En outre, la perspective d'un conflit à rallonge pourrait changer la donne. En effet, la plus grande indépendance énergétique de l'Europe va nécessiter des investissements considérables dans des sources d'énergie plus durables. Or, sur ce point, la France est le seul pays de l'Union européenne à ne pas être parvenu à remplir ses objectifs en matière d'énergie renouvelable dans la consommation finale brute.
Les droits de douane sont plus efficaces qu'un embargo, affirme le CAE
Parmi les autres options sur la table, un renforcement des droits de douane sur les importations énergétiques russes, par exemple de 40%, serait "plus efficace qu'un embargo strict", estime l'étude. Elle entraînerait une "réduction très forte des importations", d'environ 80%, tout en réduisant "fortement", en les divisant par 3 ou 4, les pertes économiques des pays les plus dépendants de la Russie.
Les économistes préconisent néanmoins la mise en oeuvre de politiques budgétaire et monétaire ciblées sur les secteurs et ménages les plus pénalisés par la hausse des prix du gaz qu'un embargo ou un relèvement des droits de douanes entraineraient afin d'éviter une amplification du choc énergétique.
Des perspectives de croissance en berne
Il est encore difficile à ce stade d'évaluer toutes les conséquences macroéconomiques de la guerre. La plupart des instituts de prévision ont révisé à la baisse leurs chiffres de croissance pour 2022. Après un fort rebond en 2021 dans le sillage du plongeon de 2020, l'économie française souffre de la hausse des prix de l'énergie. Après l'industrie, les entreprises du tertiaire sont actuellement confrontées à une hausse des coûts.

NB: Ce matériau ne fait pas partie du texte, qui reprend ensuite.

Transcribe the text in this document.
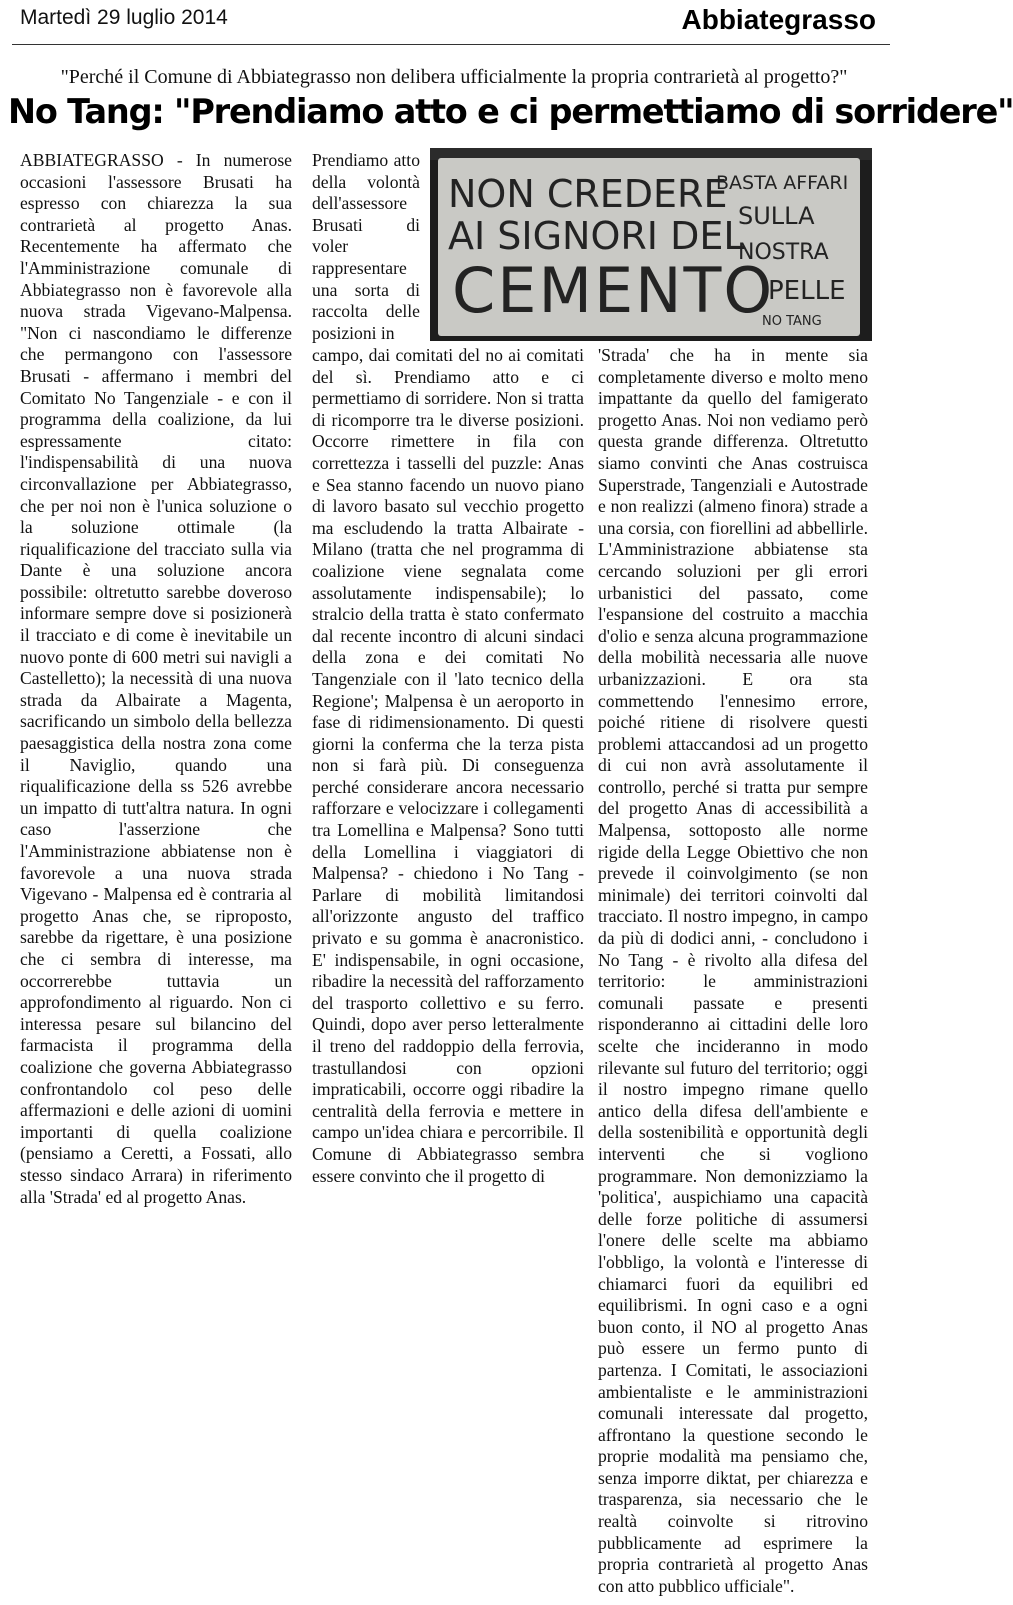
Martedì 29 luglio 2014	Abbiategrasso
"Perché il Comune di Abbiategrasso non delibera ufficialmente la propria contrarietà al progetto?"
No Tang: "Prendiamo atto e ci permettiamo di sorridere"

ABBIATEGRASSO - In numerose occasioni l'assessore Brusati ha espresso con chiarezza la sua contrarietà al progetto Anas. Recentemente ha affermato che l'Amministrazione comunale di Abbiategrasso non è favorevole alla nuova strada Vigevano-Malpensa. "Non ci nascondiamo le differenze che permangono con l'assessore Brusati - affermano i membri del Comitato No Tangenziale - e con il programma della coalizione, da lui espressamente citato: l'indispensabilità di una nuova circonvallazione per Abbiategrasso, che per noi non è l'unica soluzione o la soluzione ottimale (la riqualificazione del tracciato sulla via Dante è una soluzione ancora possibile: oltretutto sarebbe doveroso informare sempre dove si posizionerà il tracciato e di come è inevitabile un nuovo ponte di 600 metri sui navigli a Castelletto); la necessità di una nuova strada da Albairate a Magenta, sacrificando un simbolo della bellezza paesaggistica della nostra zona come il Naviglio, quando una riqualificazione della ss 526 avrebbe un impatto di tutt'altra natura. In ogni caso l'asserzione che l'Amministrazione abbiatense non è favorevole a una nuova strada Vigevano - Malpensa ed è contraria al progetto Anas che, se riproposto, sarebbe da rigettare, è una posizione che ci sembra di interesse, ma occorrerebbe tuttavia un approfondimento al riguardo. Non ci interessa pesare sul bilancino del farmacista il programma della coalizione che governa Abbiategrasso confrontandolo col peso delle affermazioni e delle azioni di uomini importanti di quella coalizione (pensiamo a Ceretti, a Fossati, allo stesso sindaco Arrara) in riferimento alla 'Strada' ed al progetto Anas.

Prendiamo atto della volontà dell'assessore Brusati di voler rappresentare una sorta di raccolta delle posizioni in

NON CREDERE
AI SIGNORI DEL
CEMENTO
BASTA AFFARI
SULLA
NOSTRA
PELLE
NO TANG

campo, dai comitati del no ai comitati del sì. Prendiamo atto e ci permettiamo di sorridere. Non si tratta di ricomporre tra le diverse posizioni. Occorre rimettere in fila con correttezza i tasselli del puzzle: Anas e Sea stanno facendo un nuovo piano di lavoro basato sul vecchio progetto ma escludendo la tratta Albairate - Milano (tratta che nel programma di coalizione viene segnalata come assolutamente indispensabile); lo stralcio della tratta è stato confermato dal recente incontro di alcuni sindaci della zona e dei comitati No Tangenziale con il 'lato tecnico della Regione'; Malpensa è un aeroporto in fase di ridimensionamento. Di questi giorni la conferma che la terza pista non si farà più. Di conseguenza perché considerare ancora necessario rafforzare e velocizzare i collegamenti tra Lomellina e Malpensa? Sono tutti della Lomellina i viaggiatori di Malpensa? - chiedono i No Tang - Parlare di mobilità limitandosi all'orizzonte angusto del traffico privato e su gomma è anacronistico. E' indispensabile, in ogni occasione, ribadire la necessità del rafforzamento del trasporto collettivo e su ferro. Quindi, dopo aver perso letteralmente il treno del raddoppio della ferrovia, trastullandosi con opzioni impraticabili, occorre oggi ribadire la centralità della ferrovia e mettere in campo un'idea chiara e percorribile. Il Comune di Abbiategrasso sembra essere convinto che il progetto di

'Strada' che ha in mente sia completamente diverso e molto meno impattante da quello del famigerato progetto Anas. Noi non vediamo però questa grande differenza. Oltretutto siamo convinti che Anas costruisca Superstrade, Tangenziali e Autostrade e non realizzi (almeno finora) strade a una corsia, con fiorellini ad abbellirle. L'Amministrazione abbiatense sta cercando soluzioni per gli errori urbanistici del passato, come l'espansione del costruito a macchia d'olio e senza alcuna programmazione della mobilità necessaria alle nuove urbanizzazioni. E ora sta commettendo l'ennesimo errore, poiché ritiene di risolvere questi problemi attaccandosi ad un progetto di cui non avrà assolutamente il controllo, perché si tratta pur sempre del progetto Anas di accessibilità a Malpensa, sottoposto alle norme rigide della Legge Obiettivo che non prevede il coinvolgimento (se non minimale) dei territori coinvolti dal tracciato. Il nostro impegno, in campo da più di dodici anni, - concludono i No Tang - è rivolto alla difesa del territorio: le amministrazioni comunali passate e presenti risponderanno ai cittadini delle loro scelte che incideranno in modo rilevante sul futuro del territorio; oggi il nostro impegno rimane quello antico della difesa dell'ambiente e della sostenibilità e opportunità degli interventi che si vogliono programmare. Non demonizziamo la 'politica', auspichiamo una capacità delle forze politiche di assumersi l'onere delle scelte ma abbiamo l'obbligo, la volontà e l'interesse di chiamarci fuori da equilibri ed equilibrismi. In ogni caso e a ogni buon conto, il NO al progetto Anas può essere un fermo punto di partenza. I Comitati, le associazioni ambientaliste e le amministrazioni comunali interessate dal progetto, affrontano la questione secondo le proprie modalità ma pensiamo che, senza imporre diktat, per chiarezza e trasparenza, sia necessario che le realtà coinvolte si ritrovino pubblicamente ad esprimere la propria contrarietà al progetto Anas con atto pubblico ufficiale".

Le dernier indice PMI Markit dévoilé ce mardi 5 avril indique que "l'inflation des prix payés s'est fortement accélérée pour atteindre son plus haut niveau historique en mars, poussant les prestataires de services français à augmenter leurs tarifs à un rythme record." Si l'inflation semble moins frapper la France que la plupart des pays européens, la mise en œuvre d'un embargo sur l'énergie russe à l'échelle de la zone euro aura forcément des répercussions sur les prix de l'énergie et donc sur la croissance à court terme. Cette perspective risque de compliquer la tâche des diplomates européens pour parvenir à un accord sur les sanctions.